There are no schools of public health in Virginia. The nearest ones are at the University of North Carolina, George Washington University, the University of Maryland, Johns Hopkins University, West Virginia University and East Tennessee State University.
Creating a school would be a big leap beyond the existing joint master's degree program, leaders at ODU and EVMS said.
The degree program is focused on training public-health practitioners. Expanding it into a school would require adding a substantial research component, said Donald Combs, vice president and dean of the school of health professions at EVMS.

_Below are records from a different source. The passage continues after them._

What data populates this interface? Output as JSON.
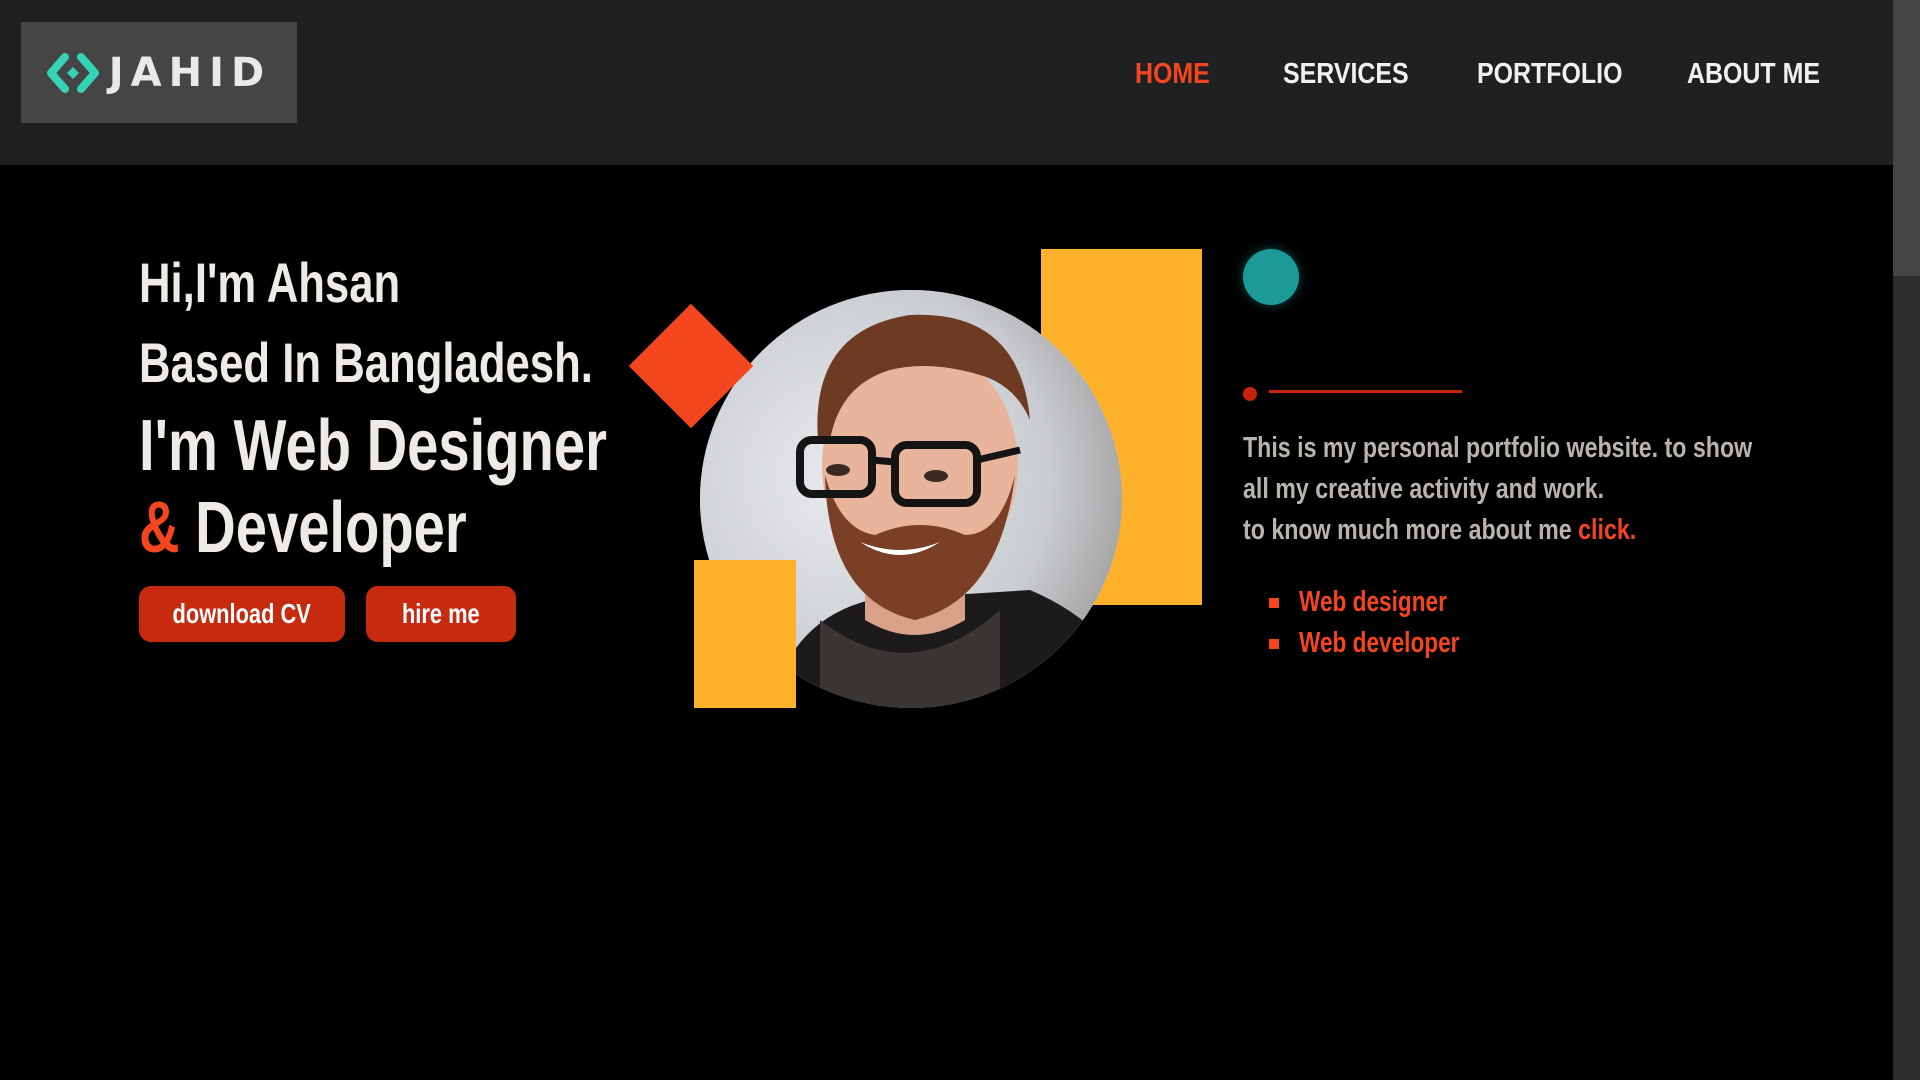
{
  "header": {
    "logo_text": "JAHID",
    "logo_icon": "code-brackets-icon",
    "logo_color": "#35d4b8",
    "nav": [
      {
        "label": "HOME",
        "active": true
      },
      {
        "label": "SERVICES",
        "active": false
      },
      {
        "label": "PORTFOLIO",
        "active": false
      },
      {
        "label": "ABOUT ME",
        "active": false
      }
    ]
  },
  "hero": {
    "greeting": "Hi,I'm Ahsan",
    "location": "Based In Bangladesh.",
    "role_line1": "I'm Web Designer",
    "role_amp": "&",
    "role_line2": "Developer",
    "buttons": {
      "download": "download CV",
      "hire": "hire me"
    }
  },
  "about": {
    "line1": "This is my personal portfolio website. to show",
    "line2": "all my creative activity and work.",
    "line3": "to know much more about me",
    "click": "click.",
    "skills": [
      "Web designer",
      "Web developer"
    ]
  },
  "colors": {
    "accent": "#f4461e",
    "button": "#c62a0f",
    "yellow": "#feb12b",
    "teal": "#1b9a98",
    "header_bg": "#1f2022"
  }
}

The research might address problems that are particularly important locally - such as obesity and diabetes - as well as the harm caused by smoking, maternal and child health, and poor access to health care in rural areas, said Combs and Shelley Mishoe, dean of health sciences at ODU.
"What is missing in Virginia is an academic institution that focuses on those sorts of issues, not only from the point of view of training, but really develops a very robust enterprise," Combs said. "We think the need for that in Virginia is substantial."
A school of public health could be an epicenter for a communitywide assault on pressing health problems, Mishoe said.
"It's clear that population-based approaches are needed because we spend so much as a country on health care, and our outcomes aren't adequate," she said. "We're not making enough headway."
Funding will be a key issue. Mishoe estimated that the proposed school would require about 35 faculty members.
Proceeding on a separate track, funded by a $200,000 state appropriation, is a study of a possible merger between EVMS and the College of William & Mary.
The two schools have adopted a go-slow approach to that idea, expressing concerns about financial resources, differences in rankings between the two schools, and the lack of a "compelling vision" for a merger.
"On reflection, both institutions realized that we needed to have our faculty come together and understand one another and identify some concrete collaborative opportunities," Combs said.
The result could be anything from a memorandum of understanding to an outright merger, he said.
Still another legislative proposal to study a potential ODU-EVMS merger stalled in a House of Delegates committee last year.